Question

If $\sin \left( {{\sin }^{-1}}\dfrac{1}{5}+{{\cos }^{-1}}x \right)=1$ , then find the value of x.

Answer 1

Hint: At first write the value of 1 as $\sin \dfrac{\pi }{2}$ . Then compare the expression to write expression of ${{\sin }^{-1}}\left( \dfrac{1}{5} \right)+{{\cos }^{-1}}x$ as \[\dfrac{\pi }{2}\] . Then rewrite the given expression as ${{\sin }^{-1}}\left( \dfrac{1}{5} \right)={{\sin }^{-1}}x$ . Hence find x.

Complete step-by-step answer:
In the question we are given an equation $\sin \left( {{\sin }^{-1}}\dfrac{1}{5}+{{\cos }^{-1}}x \right)=1$ and we have to solve and find the value of x.

Before proceeding let us know what are inverse trigonometric functions. Inverse trigonometric functions are functions that are inverse functions of trigonometric functions. Specifically they are inverses of sine, cosine, tangent, cotangent, secant, cosecant functions, and are used to obtain an angle from any of the angles' trigonometric ratios.

These are certain notations which are used. Some of the most common notation is using arc $\sin \left( x \right)$ , arc $\cos \left( x \right)$ , arc $\tan \left( x \right)$ instead of ${{\sin }^{-1}}\left( x \right)$ , ${{\cos }^{-1}}\left( x \right)$ and ${{\tan }^{-1}}\left( x \right)$ . These arise from geometric relationships. When measuring in radius, an angle $\theta $ radius will correspond to an arc whose length is r $\theta $ , where r is radius of circle. Thus in the unit circle, “the arc whose cosine is x” is the same as “the angle whose cosine is x”, and the length of the arc of the circle in radii is the same as the measurement of angle in radius.

So we are given equation as –

 $\sin \left( {{\sin }^{-1}}\dfrac{1}{5}+{{\cos }^{-1}}x \right)=1$ .

We know that the value of $\sin \dfrac{\pi }{2}=1$ .So we can rewrite the equation as –

$\sin \left( {{\sin }^{-1}}\left( \dfrac{1}{5} \right)+{{\cos }^{-1}}x \right)=\sin \dfrac{\pi }{2}$ .

So on comparing we can say that the value of expression ${{\sin }^{-1}}\left( \dfrac{1}{5}

\right)+{{\cos }^{-1}}x$ is $\dfrac{\pi }{2}$ .

So, we can write it as,

${{\sin }^{-1}}\left( \dfrac{1}{5} \right)+{{\cos }^{-1}}x=\dfrac{\pi }{2}$ .

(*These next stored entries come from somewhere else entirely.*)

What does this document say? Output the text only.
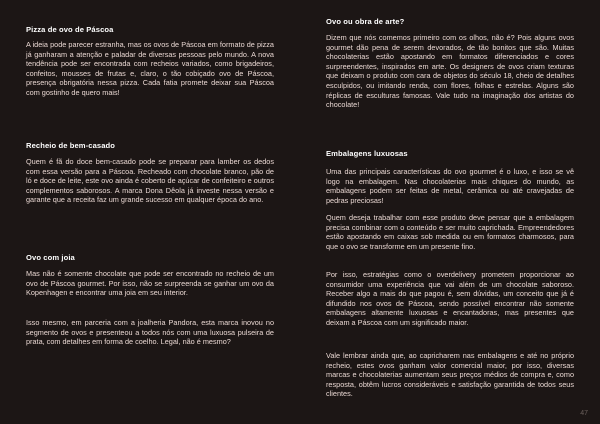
Pizza de ovo de Páscoa

A ideia pode parecer estranha, mas os ovos de Páscoa em formato de pizza já ganharam a atenção e paladar de diversas pessoas pelo mundo. A nova tendência pode ser encontrada com recheios variados, como brigadeiros, confeitos, mousses de frutas e, claro, o tão cobiçado ovo de Páscoa, presença obrigatória nessa pizza. Cada fatia promete deixar sua Páscoa com gostinho de quero mais!

Recheio de bem-casado

Quem é fã do doce bem-casado pode se preparar para lamber os dedos com essa versão para a Páscoa. Recheado com chocolate branco, pão de ló e doce de leite, este ovo ainda é coberto de açúcar de confeiteiro e outros complementos saborosos. A marca Dona Dêola já investe nessa versão e garante que a receita faz um grande sucesso em qualquer época do ano.

Ovo com joia

Mas não é somente chocolate que pode ser encontrado no recheio de um ovo de Páscoa gourmet. Por isso, não se surpreenda se ganhar um ovo da Kopenhagen e encontrar uma joia em seu interior.

Isso mesmo, em parceria com a joalheria Pandora, esta marca inovou no segmento de ovos e presenteou a todos nós com uma luxuosa pulseira de prata, com detalhes em forma de coelho. Legal, não é mesmo?

Ovo ou obra de arte?

Dizem que nós comemos primeiro com os olhos, não é? Pois alguns ovos gourmet dão pena de serem devorados, de tão bonitos que são. Muitas chocolaterias estão apostando em formatos diferenciados e cores surpreendentes, inspirados em arte. Os designers de ovos criam texturas que deixam o produto com cara de objetos do século 18, cheio de detalhes esculpidos, ou imitando renda, com flores, folhas e estrelas. Alguns são réplicas de esculturas famosas. Vale tudo na imaginação dos artistas do chocolate!

Embalagens luxuosas

Uma das principais características do ovo gourmet é o luxo, e isso se vê logo na embalagem. Nas chocolaterias mais chiques do mundo, as embalagens podem ser feitas de metal, cerâmica ou até cravejadas de pedras preciosas!

Quem deseja trabalhar com esse produto deve pensar que a embalagem precisa combinar com o conteúdo e ser muito caprichada. Empreendedores estão apostando em caixas sob medida ou em formatos charmosos, para que o ovo se transforme em um presente fino.

Por isso, estratégias como o overdelivery prometem proporcionar ao consumidor uma experiência que vai além de um chocolate saboroso. Receber algo a mais do que pagou é, sem dúvidas, um conceito que já é difundido nos ovos de Páscoa, sendo possível encontrar não somente embalagens altamente luxuosas e encantadoras, mas presentes que deixam a Páscoa com um significado maior.

Vale lembrar ainda que, ao capricharem nas embalagens e até no próprio recheio, estes ovos ganham valor comercial maior, por isso, diversas marcas e chocolaterias aumentam seus preços médios de compra e, como resposta, obtêm lucros consideráveis e satisfação garantida de todos seus clientes.

47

We know a identity that ${{\sin }^{-1}}\left( x \right)+{{\cos }^{-1}}\left( x \right)$ is equal to $\dfrac{\pi }{2}$. So, we can write ${{\cos }^{-1}}x$ as $\left( \dfrac{\pi }{2}-{{\sin }^{-1}}x \right)$. Hence we can write equation as –

${{\sin }^{-1}}\left( \dfrac{1}{5} \right)+\dfrac{\pi }{2}-{{\sin }^{-1}}x=\dfrac{\pi }{2}$ .

Hence, on simplification we can write the equation as –

${{\sin }^{-1}}\left( \dfrac{1}{5} \right)={{\sin }^{-1}}\left( x \right)$ .

Now on comparing we can say that the value of x is $\dfrac{1}{5}$ .

So the answer is $\dfrac{1}{5}$.



Note: We can do this problem just by visualizing. We know that the value of $\sin \dfrac{\pi }{2}$ is 1, so, we can say that the value of ${{\sin }^{-1}}\left( \dfrac{1}{5} \right)+{{\cos }^{-1}}x$ is $\dfrac{\pi }{2}$ . We know the identity ${{\sin }^{-1}}x+{{\cos }^{-1}}x=\dfrac{\pi }{2}$ . So, on comparing we can say that x is also $\dfrac{1}{5}$.